J.C. Penney described the plan and its details as "cleansing materials" that were a part of prepetition nondisclosure agreements with "consenting stakeholders and certain other creditors."
It added that the information was required to be made public upon undisclosed triggering events, "solely to facilitate a discussion with the parties to the NDAs and was not prepared with a view toward public disclosure and should not be relied upon to make an investment decision with respect to J.C. Penney."
The 118-year-old business sought protection from creditors after the COVID-19 pandemic led to a shuttering of stores that left 78,000 company employees furloughed, and after it reported that it was unable to fully service its $8 billion debt.
According to court filings before an initial court appearance on Saturday, the chain intends to market itself for a potential sale, while also pursuing a restructuring option under a plan that would form a real estate investment trust to hold real property. Surviving retail operations would go forward as a restructured operating company.
Along the way, the business will exit 116 metropolitan statistical areas that accounted for only 7% of 2019 revenues. Afterward, stores in the Midwest will account for 30% of J.C. Penney's network, the South 21% and the Southeast 17%.

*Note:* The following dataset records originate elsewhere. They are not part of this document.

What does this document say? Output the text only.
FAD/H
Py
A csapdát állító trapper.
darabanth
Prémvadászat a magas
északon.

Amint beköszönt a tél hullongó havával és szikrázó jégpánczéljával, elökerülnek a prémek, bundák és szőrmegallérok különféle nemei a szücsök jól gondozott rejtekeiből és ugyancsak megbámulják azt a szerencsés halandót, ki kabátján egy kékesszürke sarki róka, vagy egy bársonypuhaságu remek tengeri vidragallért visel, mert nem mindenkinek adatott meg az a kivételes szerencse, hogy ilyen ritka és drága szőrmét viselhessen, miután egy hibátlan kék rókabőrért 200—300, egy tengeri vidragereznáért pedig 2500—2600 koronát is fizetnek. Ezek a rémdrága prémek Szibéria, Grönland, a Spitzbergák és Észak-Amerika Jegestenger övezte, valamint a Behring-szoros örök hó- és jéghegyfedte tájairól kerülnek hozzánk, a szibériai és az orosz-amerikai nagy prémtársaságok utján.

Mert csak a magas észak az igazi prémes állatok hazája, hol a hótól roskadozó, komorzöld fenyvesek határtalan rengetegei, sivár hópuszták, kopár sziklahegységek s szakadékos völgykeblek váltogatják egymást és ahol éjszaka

The company opened its case with about $500 million in cash on hand and commitments for $900 million in debtor-in-possession financing from its first lien lenders, with half of the total made up of new cash rather than rolled-over prepetition debt.
Store closings details will be released in coming weeks, the company said in an announcement of the Chapter 11 move on Friday.
The SEC filing indicated that leased properties could account for the largest share of closings, with the number in that category dropping by 33%, while company-owned properties would decrease by only about 18%.
J.C. Penney is represented by Joshua A. Sussberg, Christopher J. Marcus, Aparna Yenamandra, Rebecca Blake Chaikin, Allyson Smith Weinhouse and Jake William Gordon of Kirkland & Ellis LLP and Matthew D. Cavenaugh, Jennifer F. Wertz, Kristhy M. Peguero and Veronica A. Polnick of Jackson Walker LLP.
The case is In re: JC Penney Company Inc., case number 20-20182, in the U.S. Bankruptcy Court for the Southern District of Texas.